There are many good omens for the launch of the Polish Presidency of the European Union. For some time, Poland has benefited from a positive image, and it is one it has created through its own efforts, and without recourse to advertising or public relations gurus.

As it stands, everything is going well. However, all it would take is a small slip-up in the general election campaigns in October, and the European media could quite easily go back to unearthing stereotypes of “Polish muddling.” Looking beyond this technical question, in the course of its mandate, Poland will have to be careful to build alliances and to take good care of relations with the European parliament.

If the Polish government wants its EU presidency to be meangingful, it will have to think about how it can make a lasting impact. The Belgian Presidency [from 1st July to 31 December 2010] made a very good impression at a time when Belgium was without a government: especially through its management of difficult issues and hard-fought negotiations, for example on the problem of patents.

At the same time, there is plenty of scope for grandiose ideas because the problems faced by Europe are immense. At the same time, you might wonder if a country that accounts for only 5% of the EU’s GDP and one which is still waiting to join the euro can hope to be on an equal footing with larger countries when negotiating on economic issues.

A new contract favourable to both South and North

For the Polish government there is no getting away from the fact that EU is now at turning point. The periphery of Europe has been thrown into chaos by incompetent economic management and social revolt, and it is a chaos that has the potential to spread.

Poland could argue that it is not concerned: after all, the country is doing quite well economically. And the temptation to do just that will be all the greater given the enormous sums at stake in the EU budget negotiations, which will be starting soon. The easiest course would be to ask all concerned parties to leave everything as it was for the previous budget and to demand 100 billion euros from rich countries, a just contribution [due to the most recent EU members, in particular the countries of the former Eastern Europe].

For years, Poland has campaigned for European solidarity and funds for new member states. Today, the issue of financial solidarity has once again been raised by the need to rescue the countries of Southern Europe, and this will have an impact on the traditional solidarity that is of benefit to Poland.

The question is how should we respond to this situation: we could keep quiet and defend our interests, in the hope that events turn in our favour. Alternatively, we could invent a “new narrative:” one in which we are cast as the guardians of the spirit of Europe and the architects of a new contract that is favourable to both the South and the North of the continent.

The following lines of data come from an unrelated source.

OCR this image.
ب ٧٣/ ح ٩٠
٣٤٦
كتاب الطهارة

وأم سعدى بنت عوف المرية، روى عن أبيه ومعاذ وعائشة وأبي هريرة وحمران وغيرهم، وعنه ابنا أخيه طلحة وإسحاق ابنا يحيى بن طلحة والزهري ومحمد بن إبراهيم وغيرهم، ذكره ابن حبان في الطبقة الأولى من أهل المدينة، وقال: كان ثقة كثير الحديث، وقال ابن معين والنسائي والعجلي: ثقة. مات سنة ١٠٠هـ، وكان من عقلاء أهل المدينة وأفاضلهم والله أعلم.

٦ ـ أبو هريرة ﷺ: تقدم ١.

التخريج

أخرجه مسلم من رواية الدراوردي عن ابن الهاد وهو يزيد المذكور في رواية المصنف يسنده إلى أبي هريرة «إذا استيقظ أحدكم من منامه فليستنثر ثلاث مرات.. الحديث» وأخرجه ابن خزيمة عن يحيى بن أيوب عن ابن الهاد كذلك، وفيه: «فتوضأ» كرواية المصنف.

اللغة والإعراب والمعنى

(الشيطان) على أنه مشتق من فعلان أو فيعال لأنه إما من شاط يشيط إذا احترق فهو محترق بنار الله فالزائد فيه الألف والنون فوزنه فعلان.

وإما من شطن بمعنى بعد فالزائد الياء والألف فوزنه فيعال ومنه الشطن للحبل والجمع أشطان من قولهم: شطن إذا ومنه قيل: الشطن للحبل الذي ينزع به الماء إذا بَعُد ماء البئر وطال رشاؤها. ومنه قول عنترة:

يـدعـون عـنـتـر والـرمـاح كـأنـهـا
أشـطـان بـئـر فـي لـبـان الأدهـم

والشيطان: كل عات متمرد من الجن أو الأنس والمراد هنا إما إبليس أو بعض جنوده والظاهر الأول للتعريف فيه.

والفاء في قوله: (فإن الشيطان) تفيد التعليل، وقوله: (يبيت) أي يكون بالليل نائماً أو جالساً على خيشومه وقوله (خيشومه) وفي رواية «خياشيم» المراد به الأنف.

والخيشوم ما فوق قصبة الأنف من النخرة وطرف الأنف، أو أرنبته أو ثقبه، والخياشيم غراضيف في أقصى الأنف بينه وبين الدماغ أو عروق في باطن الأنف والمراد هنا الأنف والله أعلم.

The second major concern is the question of European neighbourhood policy. We were overcome with envy and admiration when we read Barack Obama’s speech on the changes in the Middle East and North Africa — a master piece in which the Arab revolution was presented as a new chapter in the struggle for American independence. Barack Obama told the young people in Arab countries that they are like Americans, and European leaders would do well to learn from this approach. But Europe, which is geographically much closer to these regions, has been stricken by doubts about the process of change and where it will lead.

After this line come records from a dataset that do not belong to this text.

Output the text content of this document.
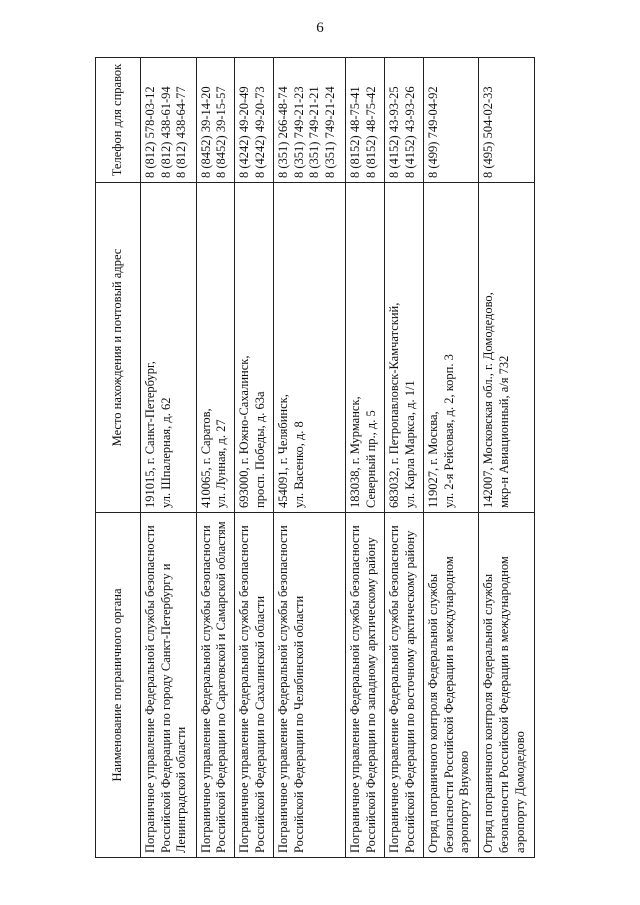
6
Наименование пограничного органа	Место нахождения и почтовый адрес	Телефон для справок

Пограничное управление Федеральной службы безопасности Российской Федерации по городу Санкт-Петербургу и Ленинградской области	191015, г. Санкт-Петербург, ул. Шпалерная, д. 62	8 (812) 578-03-12 8 (812) 438-61-94 8 (812) 438-64-77

Пограничное управление Федеральной службы безопасности Российской Федерации по Саратовской и Самарской областям	410065, г. Саратов, ул. Лунная, д. 27	8 (8452) 39-14-20 8 (8452) 39-15-57

Пограничное управление Федеральной службы безопасности Российской Федерации по Сахалинской области	693000, г. Южно-Сахалинск, просп. Победы, д. 63а	8 (4242) 49-20-49 8 (4242) 49-20-73

Пограничное управление Федеральной службы безопасности Российской Федерации по Челябинской области	454091, г. Челябинск, ул. Васенко, д. 8	8 (351) 266-48-74 8 (351) 749-21-23 8 (351) 749-21-21 8 (351) 749-21-24

Пограничное управление Федеральной службы безопасности Российской Федерации по западному арктическому району	183038, г. Мурманск, Северный пр., д. 5	8 (8152) 48-75-41 8 (8152) 48-75-42

Пограничное управление Федеральной службы безопасности Российской Федерации по восточному арктическому району	683032, г. Петропавловск-Камчатский, ул. Карла Маркса, д. 1/1	8 (4152) 43-93-25 8 (4152) 43-93-26

Отряд пограничного контроля Федеральной службы безопасности Российской Федерации в международном аэропорту Внуково	119027, г. Москва, ул. 2-я Рейсовая, д. 2, корп. 3	8 (499) 749-04-92

Отряд пограничного контроля Федеральной службы безопасности Российской Федерации в международном аэропорту Домодедово	142007, Московская обл., г. Домодедово, мкр-н Авиационный, а/я 732	8 (495) 504-02-33
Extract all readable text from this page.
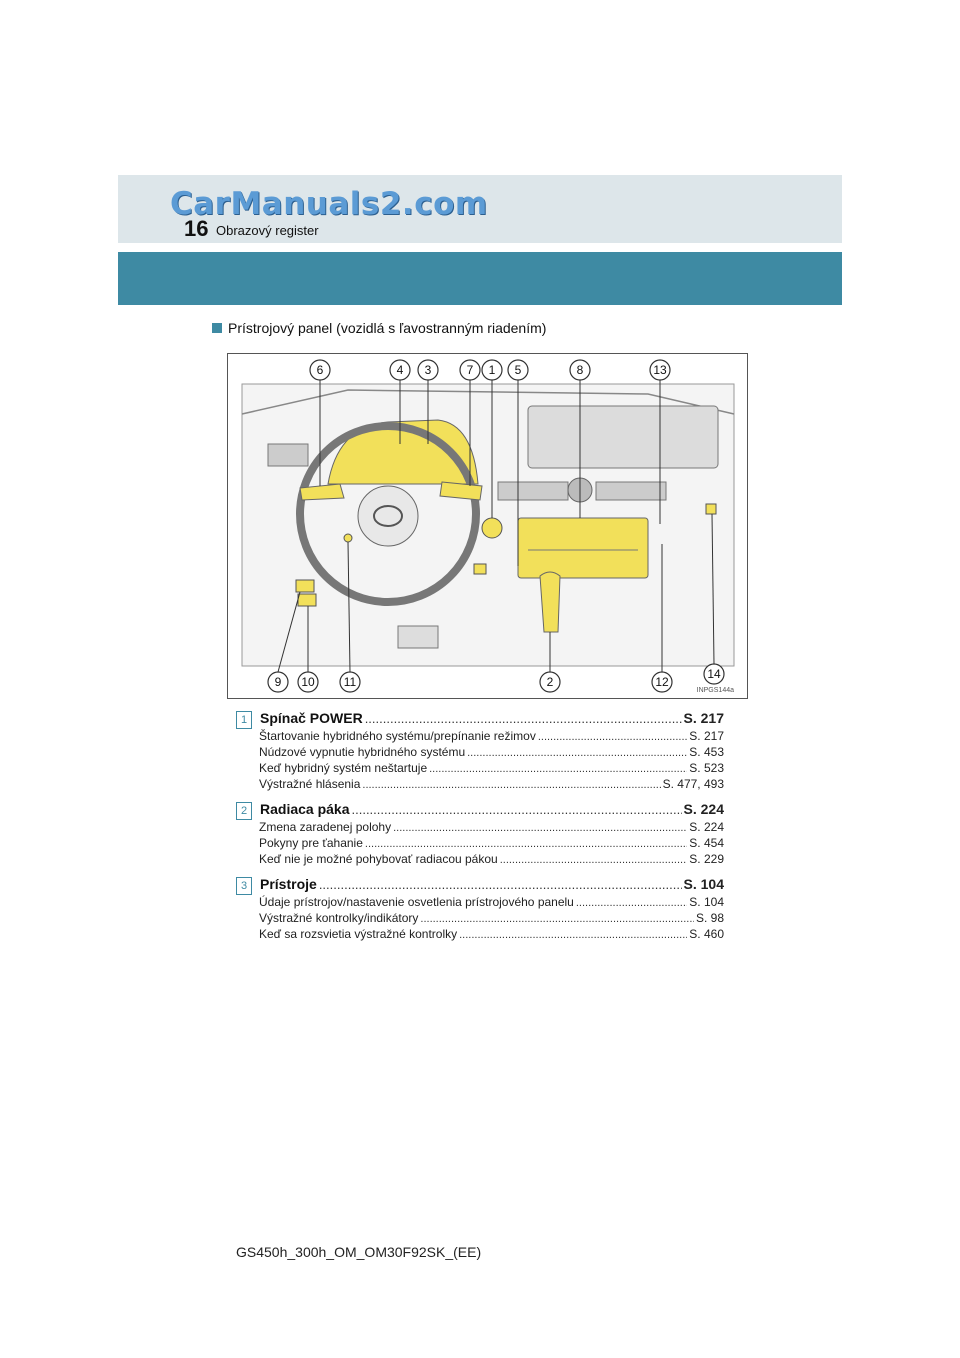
CarManuals2.com
16 Obrazový register
Prístrojový panel (vozidlá s ľavostranným riadením)
6	4 3	7 1 5	8	13
9 10 11	2	12
14
INPGS144a
1 Spínač POWER .....	S. 217
Štartovanie hybridného systému/prepínanie režimov .....	S. 217
Núdzové vypnutie hybridného systému .....	S. 453
Keď hybridný systém neštartuje .....	S. 523
Výstražné hlásenia .....	S. 477, 493
2 Radiaca páka .....	S. 224
Zmena zaradenej polohy .....	S. 224
Pokyny pre ťahanie .....	S. 454
Keď nie je možné pohybovať radiacou pákou .....	S. 229
3 Prístroje .....	S. 104
Údaje prístrojov/nastavenie osvetlenia prístrojového panelu .....	S. 104
Výstražné kontrolky/indikátory .....	S. 98
Keď sa rozsvietia výstražné kontrolky .....	S. 460
GS450h_300h_OM_OM30F92SK_(EE)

Importance of the next since months for Poland in Europe

This is a challenge for Poland. We should show that European history is not a narrative of the domination of other continents but a story of successful democratisation, which, 20 years ago, was by no means a foregone conclusion in our regions.

Poland should highlight the benefits of its own transformation and insist on the creation of special representative responsable for reforms in the Arab world — a post that should be reserved for a well recognised Central European statesman. We should force the EU to establish an ambitious plan to support change through the liberalisation of trade and financial aid, which also offers assistance for the establishment of institutions necessary for the functioning of a state of law: an independent media, and all of the mechanisms that contributed to our transformation.

At the end of the day, public opinion, the media and other analysts, and not European civil servants, will have the final say on the success of the Polish Presidency. Everyone remembers Tony Blair’s speech to the European Parliament in 2005, which was warmly applauded MEPs, even the ones who did not like him very much. Prime Minister Donald Tusk would do well to follow his example, and focus on his vision for Europe rather than the technical aspects of the presidency.

We should not underestimate the importance of the next since months for Poland in Europe. They say that a country does not really become a member of the European Union until it has taken its turn to be president. The Romans believed that only the rich could look on reality with courage: and in the European Union, recent member states often content themselves with a limited programme that is designed to avoid the risk of failure. As a general rule, these are mandates that have no impact on history. Poland now has an opportunity to demonstrate that it is a recent member state, but one that is conscious of its strength and its value.